Thompson noted that there is a lack of demand to support the estimated monthly inflation of altcoin supply of around $3 billion over the next one to two years. While some altcoins may still perform well, identifying these successful tokens will be more challenging than in previous years.
“Altcoins face relentless selling pressure. As we head into the summer months when trading volumes are inherently low, the combination of large token supply unlocking and selling pressure from venture capitalists could make this an uphill battle for most tokens ,” Thompson concluded.
Meanwhile, Will Clemente, co-founder of Reflexivity Research, reflected on how the market has matured. In 2020, investing in high-beta altcoins was a profitable strategy as these assets outperformed Bitcoin. However, this approach is no longer valid.
Many altcoins have underperformed Bitcoin in recent months, suggesting that market dynamics have changed.

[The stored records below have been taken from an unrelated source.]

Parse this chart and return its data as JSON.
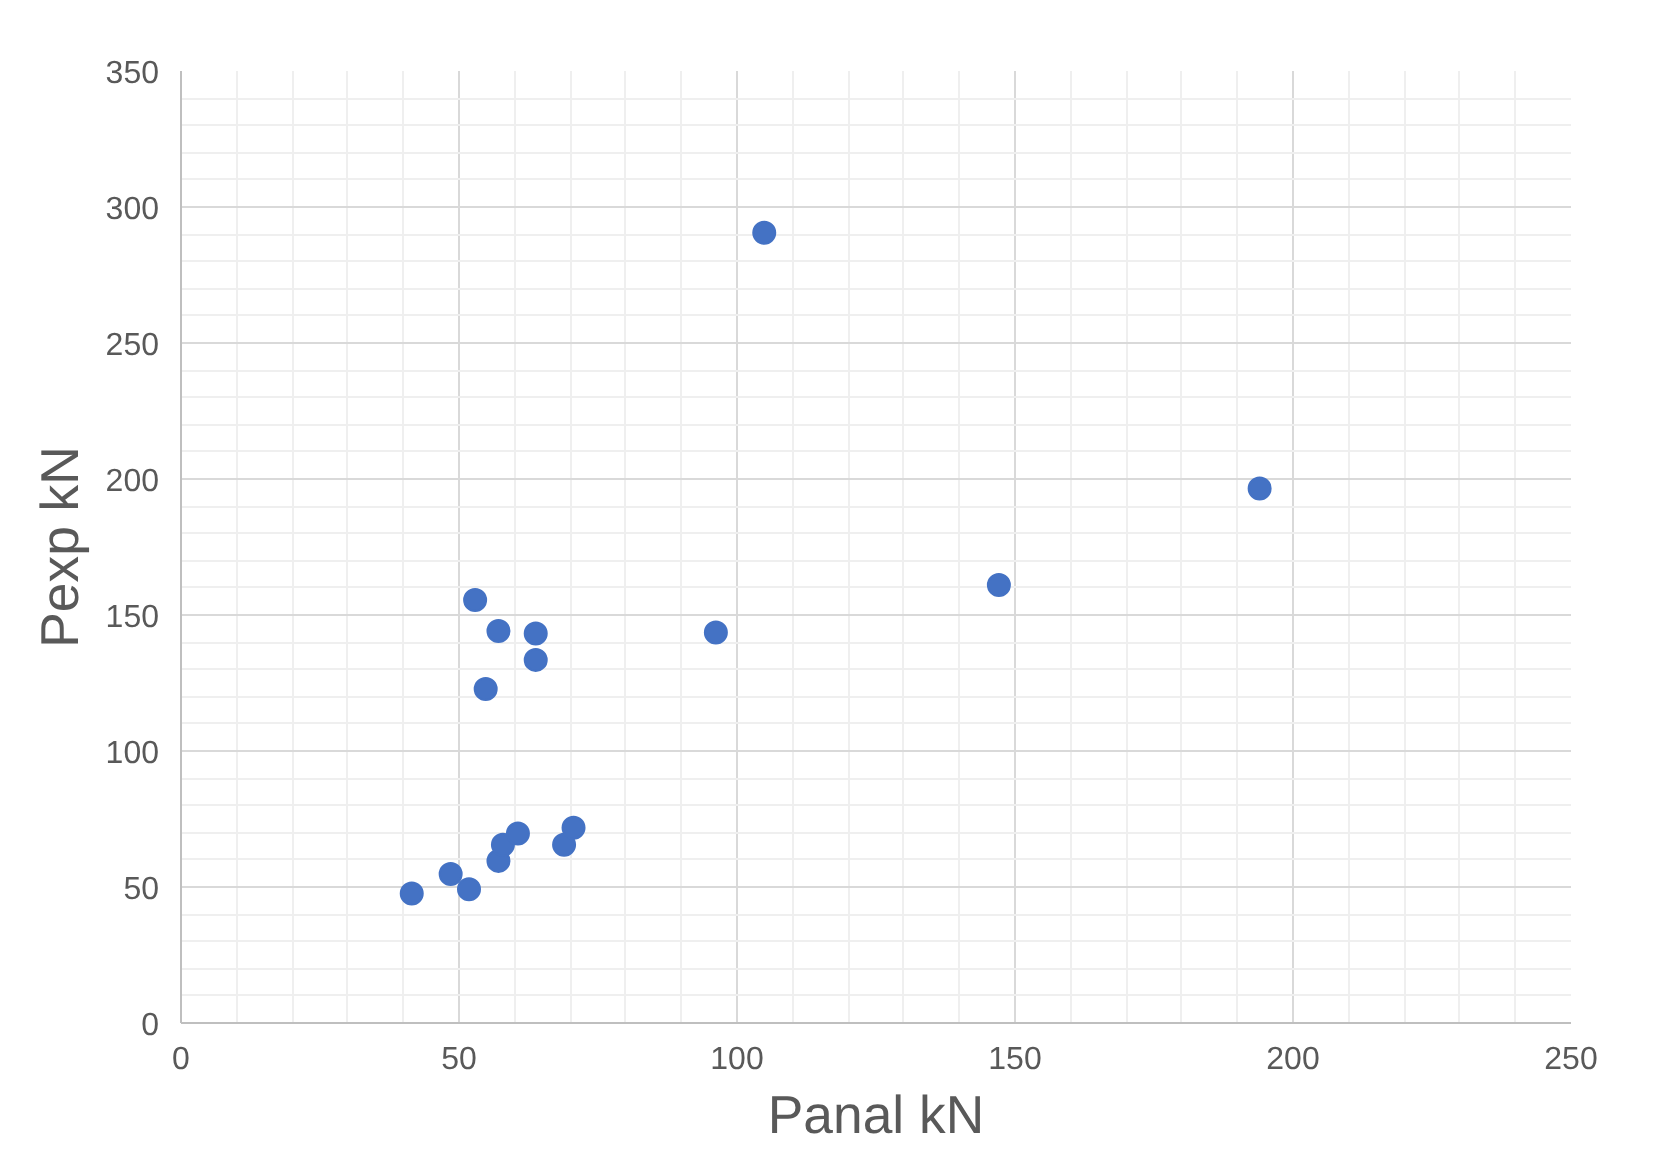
{
  "chart_data": {
    "type": "scatter",
    "xlabel": "Panal kN",
    "ylabel": "Pexp kN",
    "xlim": [
      0,
      250
    ],
    "ylim": [
      0,
      350
    ],
    "xticks": [
      0,
      50,
      100,
      150,
      200,
      250
    ],
    "yticks": [
      0,
      50,
      100,
      150,
      200,
      250,
      300,
      350
    ],
    "grid": true,
    "marker": "circle",
    "series": [
      {
        "color": "#4472c4",
        "x": [
          41.5,
          48.5,
          51.8,
          52.9,
          54.8,
          57.1,
          57.1,
          57.9,
          60.6,
          63.8,
          63.8,
          68.9,
          70.6,
          96.2,
          104.9,
          147.1,
          194.0
        ],
        "values": [
          47.6,
          54.8,
          49.2,
          155.5,
          122.8,
          144.1,
          59.6,
          65.5,
          69.7,
          143.2,
          133.5,
          65.5,
          71.8,
          143.6,
          290.5,
          161.0,
          196.5
        ]
      }
    ]
  }
}
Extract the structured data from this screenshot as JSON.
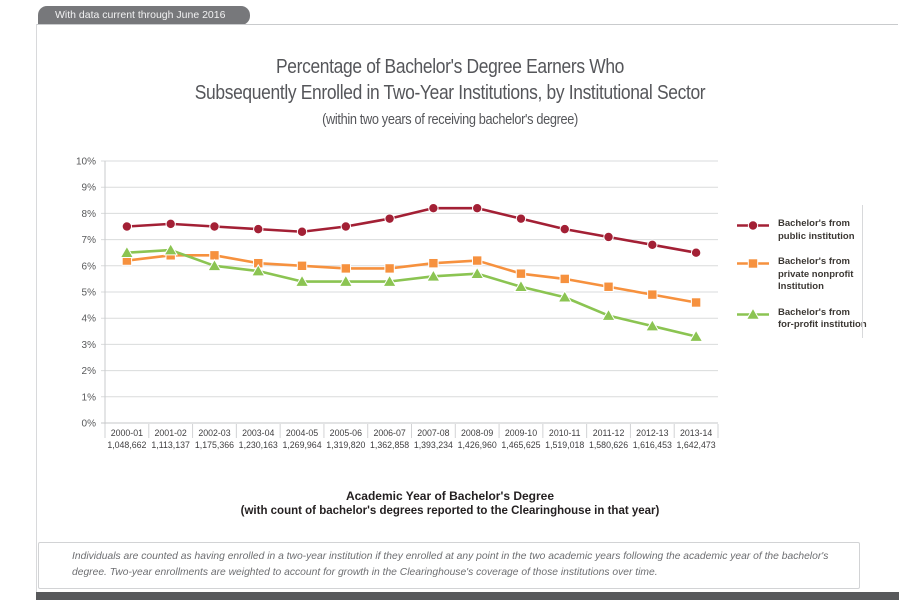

"In 2020, if you think about risk, these things would have a higher beta than Bitcoin, you just had to go long all the fake news and all these things would go up. We are not seeing that this time. Many altcoins have been falling against Bitcoin for months, and it is not a matter of simply buying any fake altcoin and outperforming Bitcoin," Clemente stressed.
Technical analyst Michaël van de Poppe stressed that Bitcoin is close to or at its all-time high, while most altcoins have yet to reach their previous peaks. This divergence shows a lack of confidence in altcoins, which continue to struggle in the current market environment, suggesting that the days of easy profits in altcoins may be over.
Investors should be aware of the increased risk and consider the new scenario before making decisions in the cryptocurrency market.